Canada has been the source of some of the best new music of the past few years with artists the calibre of Arcade Fire, Rufus Wainwright, and Kathleen Edwards among others emerging. Does the current focus on Canada help her own prospects?
“Oh I don’t know, I always feel a little outside of any scene. I know some of the people you mention but I don’t hang out in those circles. The perception that there’s a lot of great music coming out of Canada is probably true. But if I like a band I like them because of the music, regardless of where it comes from. It’s similar to the late 1990s when female singer-songwriters were getting signed left and right.
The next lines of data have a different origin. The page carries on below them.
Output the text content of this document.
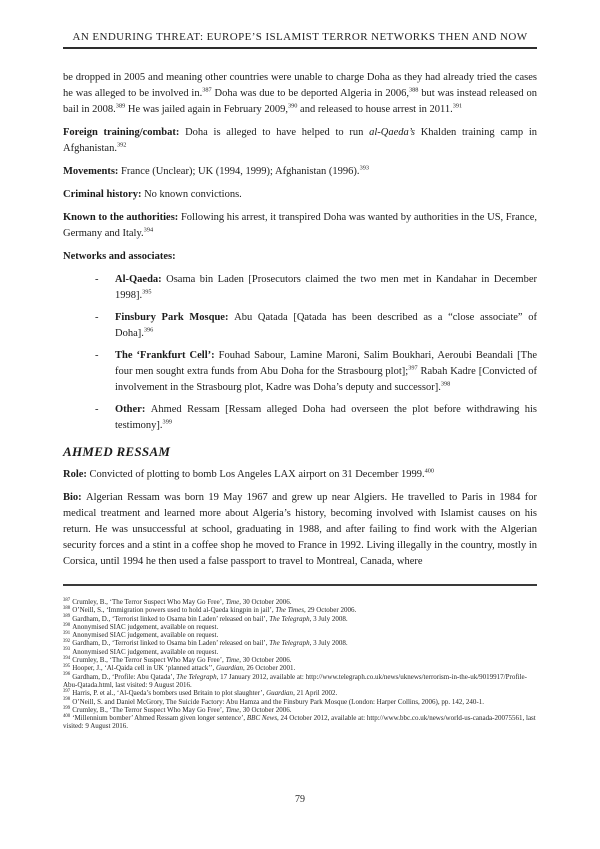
AN ENDURING THREAT: EUROPE’S ISLAMIST TERROR NETWORKS THEN AND NOW

be dropped in 2005 and meaning other countries were unable to charge Doha as they had already tried the cases he was alleged to be involved in.$^{387}$ Doha was due to be deported Algeria in 2006,$^{388}$ but was instead released on bail in 2008.$^{389}$ He was jailed again in February 2009,$^{390}$ and released to house arrest in 2011.$^{391}$

Foreign training/combat: Doha is alleged to have helped to run al-Qaeda’s Khalden training camp in Afghanistan.$^{392}$

Movements: France (Unclear); UK (1994, 1999); Afghanistan (1996).$^{393}$

Criminal history: No known convictions.

Known to the authorities: Following his arrest, it transpired Doha was wanted by authorities in the US, France, Germany and Italy.$^{394}$

Networks and associates:

-	Al-Qaeda: Osama bin Laden [Prosecutors claimed the two men met in Kandahar in December 1998].$^{395}$
-	Finsbury Park Mosque: Abu Qatada [Qatada has been described as a “close associate” of Doha].$^{396}$
-	The ‘Frankfurt Cell’: Fouhad Sabour, Lamine Maroni, Salim Boukhari, Aeroubi Beandali [The four men sought extra funds from Abu Doha for the Strasbourg plot];$^{397}$ Rabah Kadre [Convicted of involvement in the Strasbourg plot, Kadre was Doha’s deputy and successor].$^{398}$
-	Other: Ahmed Ressam [Ressam alleged Doha had overseen the plot before withdrawing his testimony].$^{399}$
AHMED RESSAM

Role: Convicted of plotting to bomb Los Angeles LAX airport on 31 December 1999.$^{400}$

Bio: Algerian Ressam was born 19 May 1967 and grew up near Algiers. He travelled to Paris in 1984 for medical treatment and learned more about Algeria’s history, becoming involved with Islamist causes on his return. He was unsuccessful at school, graduating in 1988, and after failing to find work with the Algerian security forces and a stint in a coffee shop he moved to France in 1992. Living illegally in the country, mostly in Corsica, until 1994 he then used a false passport to travel to Montreal, Canada, where

$^{387}$ Crumley, B., ‘The Terror Suspect Who May Go Free’, Time, 30 October 2006.
$^{388}$ O’Neill, S., ‘Immigration powers used to hold al-Qaeda kingpin in jail’, The Times, 29 October 2006.
$^{389}$ Gardham, D., ‘Terrorist linked to Osama bin Laden’ released on bail’, The Telegraph, 3 July 2008.
$^{390}$ Anonymised SIAC judgement, available on request.
$^{391}$ Anonymised SIAC judgement, available on request.
$^{392}$ Gardham, D., ‘Terrorist linked to Osama bin Laden’ released on bail’, The Telegraph, 3 July 2008.
$^{393}$ Anonymised SIAC judgement, available on request.
$^{394}$ Crumley, B., ‘The Terror Suspect Who May Go Free’, Time, 30 October 2006.
$^{395}$ Hooper, J., ‘Al-Qaida cell in UK ‘planned attack’’, Guardian, 26 October 2001.
$^{396}$ Gardham, D., ‘Profile: Abu Qatada’, The Telegraph, 17 January 2012, available at: http://www.telegraph.co.uk/news/uknews/terrorism-in-the-uk/9019917/Profile-Abu-Qatada.html, last visited: 9 August 2016.
$^{397}$ Harris, P. et al., ‘Al-Qaeda’s bombers used Britain to plot slaughter’, Guardian, 21 April 2002.
$^{398}$ O’Neill, S. and Daniel McGrory, The Suicide Factory: Abu Hamza and the Finsbury Park Mosque (London: Harper Collins, 2006), pp. 142, 240-1.
$^{399}$ Crumley, B., ‘The Terror Suspect Who May Go Free’, Time, 30 October 2006.
$^{400}$ ‘Millennium bomber’ Ahmed Ressam given longer sentence’, BBC News, 24 October 2012, available at: http://www.bbc.co.uk/news/world-us-canada-20075561, last visited: 9 August 2016.
79
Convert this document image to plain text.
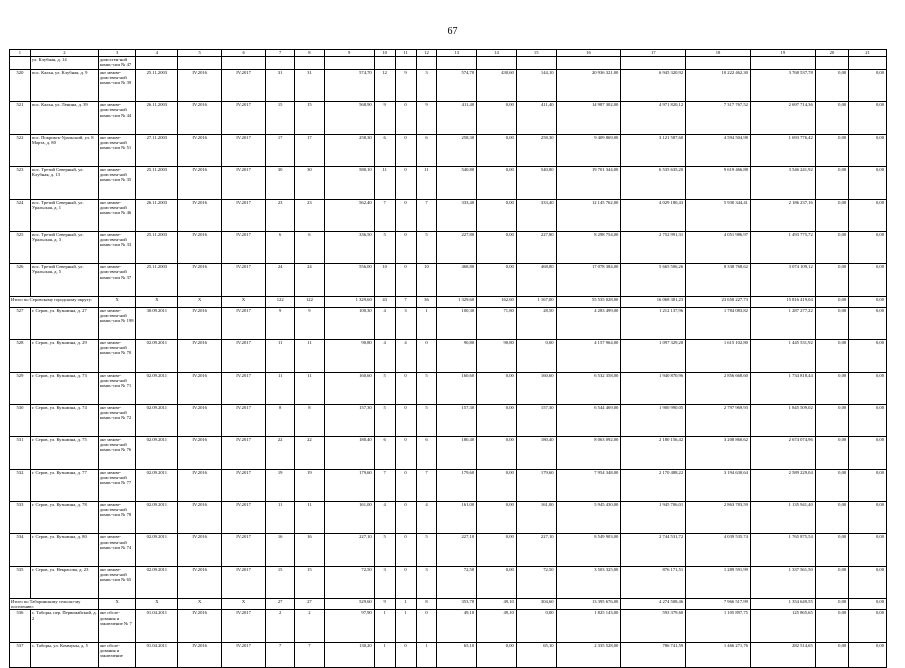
67
1	2	3	4	5	6	7	8	9	10	11	12	13	14	15	16	17	18	19	20	21
	ул. Клубная, д. 14	домостен-ной комис-сии № 47																		
520	пос. Калья, ул. Клубная, д. 9	акт межве-домствен-ной комис-сии № 39	25.11.2003	IV.2016	IV.2017	31	31	574,70	12	9	3	574,70	430,60	144,10	20 936 321,00	6 945 320,92	10 222 462,30	3 768 537,78	0,00	0,00
521	пос. Калья, ул. Ленина, д. 39	акт межве-домствен-ной комис-сии № 44	26.11.2003	IV.2016	IV.2017	15	15	568,90	9	0	9	411,40	0,00	411,40	14 987 302,00	4 971 820,12	7 317 767,52	2 697 714,36	0,00	0,00
522	пос. Покровск-Уральский, ул. 8 Марта, д. 80	акт межве-домствен-ной комис-сии № 51	27.11.2003	IV.2016	IV.2017	17	17	258,30	6	0	6	258,30	0,00	258,30	9 409 869,00	3 121 587,60	4 594 504,98	1 693 776,42	0,00	0,00
523	пос. Третий Северный, ул. Клубная, д. 13	акт межве-домствен-ной комис-сии № 35	25.11.2003	IV.2016	IV.2017	30	30	580,10	11	0	11	540,80	0,00	540,80	19 701 344,00	6 535 635,20	9 619 466,88	3 546 241,92	0,00	0,00
524	пос. Третий Северный, ул. Уральская, д. 1	акт межве-домствен-ной комис-сии № 46	26.11.2003	IV.2016	IV.2017	23	23	562,40	7	0	7	333,40	0,00	333,40	12 145 762,00	4 029 180,43	5 930 344,41	2 186 237,16	0,00	0,00
525	пос. Третий Северный, ул. Уральская, д. 3	акт межве-домствен-ной комис-сии № 33	25.11.2003	IV.2016	IV.2017	6	6	336,50	5	0	5	227,80	0,00	227,80	8 298 754,00	2 752 991,31	4 051 986,97	1 493 775,72	0,00	0,00
526	пос. Третий Северный, ул. Уральская, д. 5	акт межве-домствен-ной комис-сии № 37	25.11.2003	IV.2016	IV.2017	24	24	556,00	10	0	10	468,80	0,00	468,80	17 078 384,00	5 665 506,26	8 338 768,62	3 074 109,12	0,00	0,00
Итого по Серовскому городскому округу:		X	X	X	X	122	122	1 329,60	43	7	36	1 329,60	162,60	1 167,00	55 535 028,00	16 068 381,23	23 650 227,73	15 816 419,04	0,00	0,00
527	г. Серов, ул. Кузьмина, д. 27	акт межве-домствен-ной комис-сии № 198	30.09.2011	IV.2016	IV.2017	9	9	100,30	4	3	1	100,30	71,80	28,50	4 283 499,00	1 212 137,96	1 784 083,82	1 287 277,22	0,00	0,00
528	г. Серов, ул. Кузьмина, д. 29	акт межве-домствен-ной комис-сии № 70	02.09.2011	IV.2016	IV.2017	11	11	90,80	4	4	0	90,80	90,80	0,00	4 157 964,00	1 097 329,28	1 615 102,80	1 445 531,92	0,00	0,00
529	г. Серов, ул. Кузьмина, д. 73	акт межве-домствен-ной комис-сии № 71	02.09.2011	IV.2016	IV.2017	11	11	160,60	5	0	5	160,60	0,00	160,60	6 532 358,00	1 940 870,96	2 856 668,60	1 734 818,44	0,00	0,00
530	г. Серов, ул. Кузьмина, д. 74	акт межве-домствен-ной комис-сии № 72	02.09.2011	IV.2016	IV.2017	8	8	157,30	5	0	5	157,30	0,00	157,30	6 544 469,00	1 900 990,05	2 797 969,93	1 845 509,02	0,00	0,00
531	г. Серов, ул. Кузьмина, д. 75	акт межве-домствен-ной комис-сии № 76	02.09.2011	IV.2016	IV.2017	22	22	180,40	6	0	6	180,40	0,00	180,40	8 063 092,00	2 180 156,42	3 208 860,62	2 674 074,96	0,00	0,00
532	г. Серов, ул. Кузьмина, д. 77	акт межве-домствен-ной комис-сии № 77	02.09.2011	IV.2016	IV.2017	19	19	179,60	7	0	7	179,60	0,00	179,60	7 954 348,00	2 170 488,22	3 194 630,64	2 589 229,04	0,00	0,00
533	г. Серов, ул. Кузьмина, д. 78	акт межве-домствен-ной комис-сии № 78	02.09.2011	IV.2016	IV.2017	11	11	161,00	4	0	4	161,00	0,00	161,00	5 945 430,00	1 945 706,01	2 863 783,59	1 135 941,40	0,00	0,00
534	г. Серов, ул. Кузьмина, д. 80	акт межве-домствен-ной комис-сии № 74	02.09.2011	IV.2016	IV.2017	16	16	227,10	5	0	5	227,10	0,00	227,10	8 549 903,00	2 744 531,72	4 039 535,74	1 765 875,54	0,00	0,00
535	г. Серов, ул. Некрасова, д. 23	акт межве-домствен-ной комис-сии № 65	02.09.2011	IV.2016	IV.2017	15	15	72,50	3	0	3	72,50	0,00	72,50	3 503 325,00	876 171,51	1 289 591,99	1 337 561,50	0,00	0,00
Итого по Таборинскому сельско-му поселению:		X	X	X	X	27	27	529,60	9	1	8	353,70	49,10	304,60	13 395 676,00	4 274 508,46	7 966 517,99	1 354 649,55	0,00	0,00
536	с. Таборы, пер. Первомайский, д. 2	акт обсле-дования и заключение № 7	01.04.2011	IV.2016	IV.2017	2	2	97,90	1	1	0	49,10	49,10	0,00	1 825 143,00	593 379,60	1 105 897,75	125 865,65	0,00	0,00
537	с. Таборы, ул. Коммуны, д. 5	акт обсле-дования и заключение	01.04.2011	IV.2016	IV.2017	7	7	130,20	1	0	1	65,10	0,00	65,10	2 335 528,00	786 741,59	1 466 271,76	282 514,65	0,00	0,00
I never ever thought anything of that whole ‘women in rock’ thing. It implies that it’s a genre unto itself. I make music and I just happen to be female.”
Despite her exotic dark complexion, Emm’s connection with Ireland is real enough. Her grandmother is from Co Monaghan and as long ago as 1997 she came here to research her roots. She’s been back several times since and says she can’t get enough of it: “I love Dublin,” she says. “I think it’s an amazing city and I say that all the time to the friends I’ve made here and then I discover they’re all dying to get out of it. It’s probably the same with anyone anywhere – you never appreciate your own place. But this trip has been the best ever. I’ve seen so many great shows and I’ve got to hang out with some old friends like Ron Sexsmith who was here at the same time. And I met Bono, who Gavin Friday introduced to me. We had a really nice 10 or 15 minute chat about Canada, the McGarrigle Sisters and whiskey.”